Perhaps it’s time for Chris Sherman and I to start talking and writing about the Invisible Web (aka deep web) again? (-;
Chris and I co-authored a book on the topic 12.5 years ago.
In other words, many of the concepts involved targeted/domain-specific crawling will not be new.
The news release and documentations (below) make it clear that at this point DARPA (Defense Advanced Research Projects Agency) wants to focus on the use of the technology with open source/open web material.
I’ll have more to say after I have time to review the materials.
News from the Defense Advanced Research Projects Agency (DARPA):
Today’s web searches use a centralized, one-size-fits-all approach that searches the Internet with the same set of tools for all queries. While that model has been wildly successful commercially, it does not work well for many government use cases.
For example, it still remains a largely manual process that does not save sessions, requires nearly exact input with one-at-a-time entry, and doesn’t organize or aggregate results beyond a list of links. Moreover, common search practices miss information in the deep web—the parts of the web not indexed by standard commercial search engines—and ignore shared content across pages.
To help overcome these challenges, DARPA has launched the Memex program. Memex seeks to develop the next generation of search technologies and revolutionize the discovery, organization and presentation of search results. The goal is for users to be able to extend the reach of current search capabilities and quickly and thoroughly organize subsets of information based on individual interests. Memex also aims to produce search results that are more immediately useful to specific domains and tasks, and to improve the ability of military, government and commercial enterprises to find and organize mission-critical publically available information on the Internet.
“We’re envisioning a new paradigm for search that would tailor indexed content, search results and interface tools to individual users and specific subject areas, and not the other way around,” said Chris White, DARPA program manager. “By inventing better methods for interacting with and sharing information, we want to improve search for everybody and individualize access to information. Ease of use for non-programmers is essential.”
[Our emphasis] Memex would ultimately apply to any public domain content; initially, DARPA intends to develop Memex to address a key Defense Department mission: fighting human trafficking. Human trafficking is a factor in many types of military, law enforcement and intelligence investigations and has a significant web presence to attract customers. The use of forums, chats, advertisements, job postings, hidden services, etc., continues to enable a growing industry of modern slavery. An index curated for the counter-trafficking domain, along with configurable interfaces for search and analysis, would enable new opportunities to uncover and defeat trafficking enterprises.
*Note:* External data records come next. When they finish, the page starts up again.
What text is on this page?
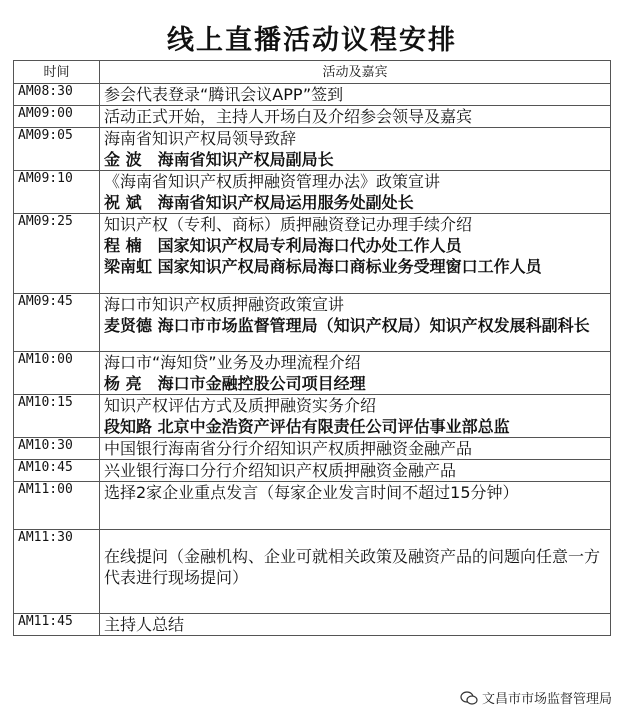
线上直播活动议程安排
时间	活动及嘉宾
AM08:30	参会代表登录“腾讯会议APP”签到

AM09:00	活动正式开始，主持人开场白及介绍参会领导及嘉宾

AM09:05	海南省知识产权局领导致辞
金 波　海南省知识产权局副局长

AM09:10	《海南省知识产权质押融资管理办法》政策宣讲
祝 斌　海南省知识产权局运用服务处副处长

AM09:25	知识产权（专利、商标）质押融资登记办理手续介绍
程 楠　国家知识产权局专利局海口代办处工作人员
梁南虹 国家知识产权局商标局海口商标业务受理窗口工作人员

AM09:45	海口市知识产权质押融资政策宣讲
麦贤德 海口市市场监督管理局（知识产权局）知识产权发展科副科长

AM10:00	海口市“海知贷”业务及办理流程介绍
杨 亮　海口市金融控股公司项目经理

AM10:15	知识产权评估方式及质押融资实务介绍
段知路 北京中金浩资产评估有限责任公司评估事业部总监

AM10:30	中国银行海南省分行介绍知识产权质押融资金融产品

AM10:45	兴业银行海口分行介绍知识产权质押融资金融产品

AM11:00	选择2家企业重点发言（每家企业发言时间不超过15分钟）

AM11:30	在线提问（金融机构、企业可就相关政策及融资产品的问题向任意一方代表进行现场提问）

AM11:45	主持人总结
文昌市市场监督管理局
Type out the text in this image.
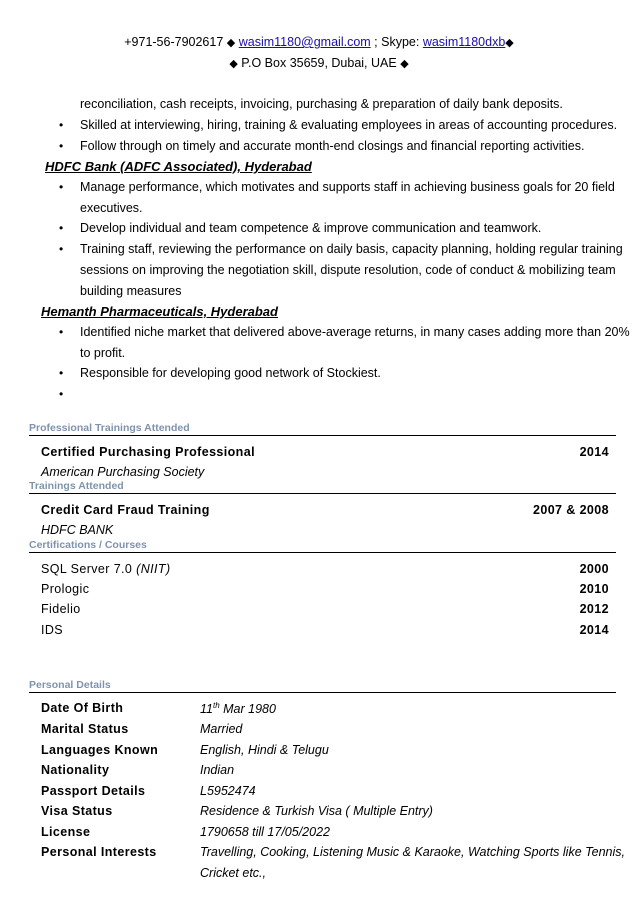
+971-56-7902617 ◆ wasim1180@gmail.com ; Skype: wasim1180dxb◆
◆ P.O Box 35659, Dubai, UAE ◆
reconciliation, cash receipts, invoicing, purchasing & preparation of daily bank deposits.
• Skilled at interviewing, hiring, training & evaluating employees in areas of accounting procedures.
• Follow through on timely and accurate month-end closings and financial reporting activities.
HDFC Bank (ADFC Associated), Hyderabad
• Manage performance, which motivates and supports staff in achieving business goals for 20 field
executives.
• Develop individual and team competence & improve communication and teamwork.
• Training staff, reviewing the performance on daily basis, capacity planning, holding regular training
sessions on improving the negotiation skill, dispute resolution, code of conduct & mobilizing team
building measures
Hemanth Pharmaceuticals, Hyderabad
• Identified niche market that delivered above-average returns, in many cases adding more than 20%
to profit.
• Responsible for developing good network of Stockiest.
•
Professional Trainings Attended
Certified Purchasing Professional	2014
American Purchasing Society
Trainings Attended
Credit Card Fraud Training	2007 & 2008
HDFC BANK
Certifications / Courses
SQL Server 7.0 (NIIT)	2000
Prologic	2010
Fidelio	2012
IDS	2014
Personal Details
Date Of Birth	11th Mar 1980
Marital Status	Married
Languages Known	English, Hindi & Telugu
Nationality	Indian
Passport Details	L5952474
Visa Status	Residence & Turkish Visa ( Multiple Entry)
License	1790658 till 17/05/2022
Personal Interests	Travelling, Cooking, Listening Music & Karaoke, Watching Sports like Tennis,
Cricket etc.,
Memex plans to explore three technical areas of interest: domain-specific indexing, domain-specific search, and DoD-specified applications. The program is specifically not interested in proposals for the following: attributing anonymous services, deanonymizing or attributing identity to servers or IP addresses, or accessing information not intended to be publicly available. The program plans to use commodity hardware and emphasize creating and leveraging open source technology and architecture.
Many of you know that the Memex was a device envisioned and discussed in a July 1945 article in The Atlantic Monthly titled, “As We May Think.”
The article is, with good reason, required reading for many LIS students.
This cross-referencing, which Bush called associative indexing, would enable users to quickly and flexibly search huge amounts of information and more efficiently gain insights from it. The memex presaged and encouraged scientists and engineers to create hypertext, the Internet, personal computers, online encyclopedias and other major IT advances of the last seven decades.
To familiarize potential participants with the technical objectives of Memex, DARPA has scheduled a Proposers’ Day on Tuesday, February 18, 2014, in Arlington, Va.